After the company closed its remaining stores, Mitre Realty, a São Paulo-based real estate developer, purchased the Daslu brand at auction in June 2022.

==Social criticism==
Both the flagship store and the brand itself attracted significant controversy. The opulent Villa Daslu was located directly between a freeway and Coliseu, one of the city's many favelas or shanty-towns. Days before the store's opening in 2005, a Brazilian government study reported that the country's wealth disparity was the second-largest in the world, behind only Sierra Leone. Customers at the opening drank 2,680 bottles of complimentary Veuve Clicquot champagne, and within weeks, students protested at the Villa's gates, begging entering customers for money. In response, Eliana Tranchesi claimed that Daslu was "doing [its] part by providing jobs to Brazilians and paying taxes," as well as providing free day care and basic schooling for the children of all of its employees. That year, Daslu also established a project in partnership with CUFA to offer workshops, education, and sports activities in nearby favelas.

==Tax evasion==
Despite its claims of paying taxes, Daslu fell under criminal investigation for tax evasion and filing of fraudulent import documents. In July 2005, a month after the Villa Daslu opened, more than 300 federal police and tax agents raided the store and its offices in four Brazilian states. The government claimed that the company had used shell companies abroad to produce fake invoices and underreport the value of its imports. Eliana herself was arrested at her home and later released. On December 13, 2006, Daslu was fined approximately US$112 million (BRL$236 million) for a tax evasion scheme dating back to the year 2000.

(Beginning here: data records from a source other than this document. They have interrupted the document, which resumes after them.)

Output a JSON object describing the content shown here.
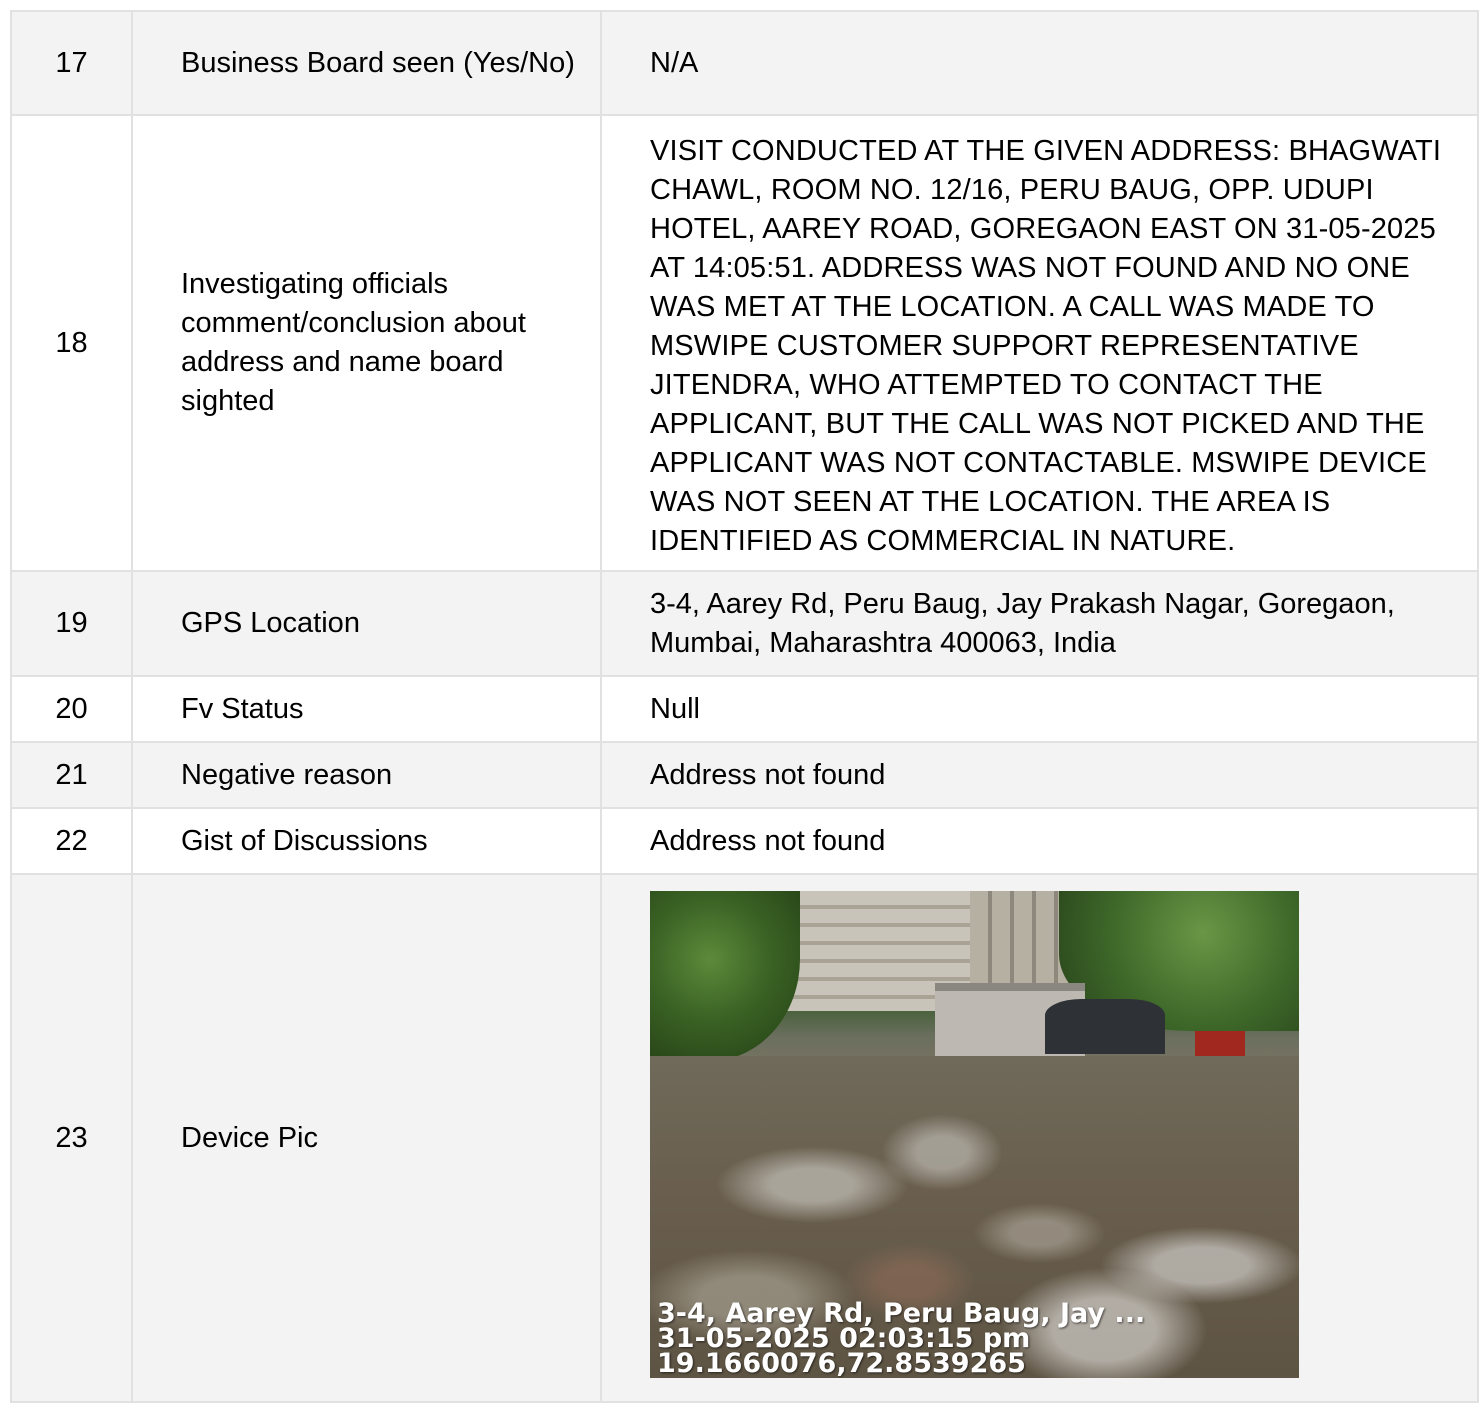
{
  "rows": [
    {
      "no": "17",
      "label": "Business Board seen (Yes/No)",
      "value": "N/A"
    },
    {
      "no": "18",
      "label": "Investigating officials comment/conclusion about address and name board sighted",
      "value": "VISIT CONDUCTED AT THE GIVEN ADDRESS: BHAGWATI CHAWL, ROOM NO. 12/16, PERU BAUG, OPP. UDUPI HOTEL, AAREY ROAD, GOREGAON EAST ON 31-05-2025 AT 14:05:51. ADDRESS WAS NOT FOUND AND NO ONE WAS MET AT THE LOCATION. A CALL WAS MADE TO MSWIPE CUSTOMER SUPPORT REPRESENTATIVE JITENDRA, WHO ATTEMPTED TO CONTACT THE APPLICANT, BUT THE CALL WAS NOT PICKED AND THE APPLICANT WAS NOT CONTACTABLE. MSWIPE DEVICE WAS NOT SEEN AT THE LOCATION. THE AREA IS IDENTIFIED AS COMMERCIAL IN NATURE."
    },
    {
      "no": "19",
      "label": "GPS Location",
      "value": "3-4, Aarey Rd, Peru Baug, Jay Prakash Nagar, Goregaon, Mumbai, Maharashtra 400063, India"
    },
    {
      "no": "20",
      "label": "Fv Status",
      "value": "Null"
    },
    {
      "no": "21",
      "label": "Negative reason",
      "value": "Address not found"
    },
    {
      "no": "22",
      "label": "Gist of Discussions",
      "value": "Address not found"
    },
    {
      "no": "23",
      "label": "Device Pic",
      "photo": {
        "stamp_address": "3-4, Aarey Rd, Peru Baug, Jay ...",
        "stamp_datetime": "31-05-2025 02:03:15 pm",
        "stamp_coords": "19.1660076,72.8539265"
      }
    }
  ],
  "colors": {
    "row_shaded": "#f3f3f3",
    "row_plain": "#ffffff",
    "border": "#e1e1e1",
    "text": "#000000"
  }
}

On March 26, 2009, Eliana, her brother Antônio Carlos Piva de Albuquerque, and five co-conspirators were convicted of smuggling, organized crime, and tax evasion. Eliana and Antônio were sentenced to 94 years and 6 months in prison, while their import agents and accountant were sentenced to terms between 11 and 53 years. All seven people involved were released roughly 36 hours later, pending appeal, after filing writs of habeas corpus. Tranchesi's lawyer argued that the sentence was excessive, with most comparable crimes earning terms of less than four years, and some supporters believed that the charges were inflated to distract from corruption scandals in the Brazilian government.